Petit K. et Grand D., respectivement incarnés par Olivier Kemeid et Patrick Drolet, forment un duo de vadrouilleurs sympathiques et très humains. Intelligents mais sans grandes ambitions, ils réagissent différemment mais tous deux fortement à la perte des gens qu’ils ont connus. À travers eux et quelques personnages, on arrive à lire leurs petites histoires singulières, leurs peurs et leurs forces.
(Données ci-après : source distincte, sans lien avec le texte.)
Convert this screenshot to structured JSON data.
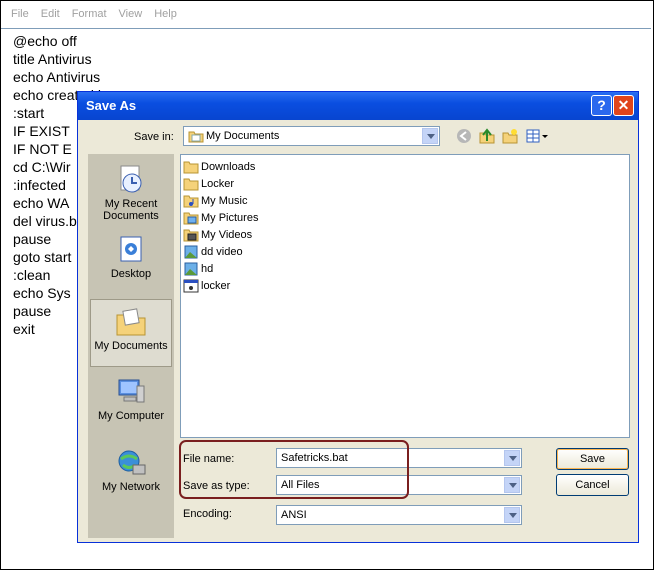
{
  "notepad": {
    "menu": [
      "File",
      "Edit",
      "Format",
      "View",
      "Help"
    ],
    "lines": [
      "@echo off",
      "title Antivirus",
      "echo Antivirus",
      "echo created b",
      ":start",
      "IF EXIST",
      "IF NOT E",
      "cd C:\\Wir",
      ":infected",
      "echo WA",
      "del virus.b",
      "pause",
      "goto start",
      ":clean",
      "echo Sys",
      "pause",
      "exit"
    ]
  },
  "dialog": {
    "title": "Save As",
    "help_glyph": "?",
    "close_glyph": "✕",
    "save_in_label": "Save in:",
    "save_in_value": "My Documents",
    "places": [
      "My Recent Documents",
      "Desktop",
      "My Documents",
      "My Computer",
      "My Network"
    ],
    "files": [
      {
        "name": "Downloads",
        "icon": "folder-icon"
      },
      {
        "name": "Locker",
        "icon": "folder-icon"
      },
      {
        "name": "My Music",
        "icon": "music-folder-icon"
      },
      {
        "name": "My Pictures",
        "icon": "pictures-folder-icon"
      },
      {
        "name": "My Videos",
        "icon": "videos-folder-icon"
      },
      {
        "name": "dd video",
        "icon": "image-file-icon"
      },
      {
        "name": "hd",
        "icon": "image-file-icon"
      },
      {
        "name": "locker",
        "icon": "exe-file-icon"
      }
    ],
    "file_name_label": "File name:",
    "file_name_value": "Safetricks.bat",
    "save_type_label": "Save as type:",
    "save_type_value": "All Files",
    "encoding_label": "Encoding:",
    "encoding_value": "ANSI",
    "save_button": "Save",
    "cancel_button": "Cancel"
  },
  "colors": {
    "title_bar": "#0a4ee0",
    "highlight_outline": "#7a1f1f",
    "dialog_bg": "#ece9d8"
  }
}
L’histoire se morcelle donc en tableaux, où l’anecdote et le particulier viennent illustrer une trame théorique qui parfois prend le devant de la scène (par des narrations ou des scènes entre parenthèses où la mort en personne vient faire son numéro), mais qui le plus souvent sous-tend le texte comme une rumeur, un rythme important dont on oublie la présence parce qu’il s’intègre bien. On fait appel à quelques philosophes qui ont pensé la mort, mais surtout, on incarne l’effet et les résonances de la mort par le biais de petites expériences personnelles. C’est là qu’ils frappent fort: lorsque l’anecdotique possède les accents de vérité qui précèdent le théorique.
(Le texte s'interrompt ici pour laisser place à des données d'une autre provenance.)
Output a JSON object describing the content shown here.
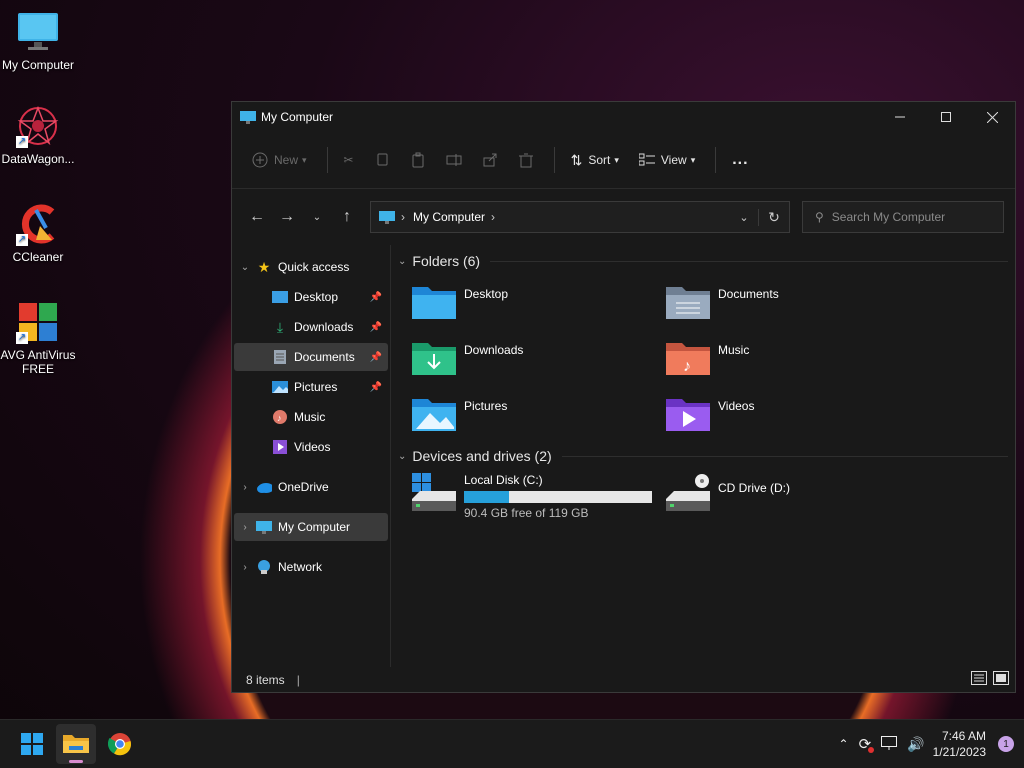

Kemeid, qui est surtout auteur, et Drolet, qui est surtout acteur, ont écrit conjointement Tout ce qui est debout se couchera, qu’ils ont aussi mis en scène avec Stéphanie Capistran-Lalonde (qui forme avec les deux autres la compagnie Les Trois Tristes Tigres). Nul doute que cette belle équipe a fait beaucoup de recherches pour parvenir à élaborer des numéros où, de manière très simple, des personnages entrent dans le vif du sujet tout en étant touchants et en nous faisant rire. N’oublions pas que cette jeune compagnie a conçu le Cabaret Libre International de Montréal (CLIM), et que l’humour est une de ses forces. Pas qu’ils tournent les grands problèmes en dérision, ni qu’ils soient de véritables cyniques, mais on pourrait dire que le parti pris est, sinon optimiste, du moins joyeux. Sans être directement un hommage à la vie, nous pouvons dire qu’aux frontières du tragique, on l’embrasse. Un baiser d’aéroport, sans rancune, avant un voyage mérité.
On retient de cette pièce l’intelligence du propos et la connaissance des moyens. On exploite savamment les accessoires et la matière. Les tigres connaissent leurs limites: pas de prétention ni de formules creuses, et on se souviendra longtemps de quelques performances savoureuses du jeune Patrick Drolet.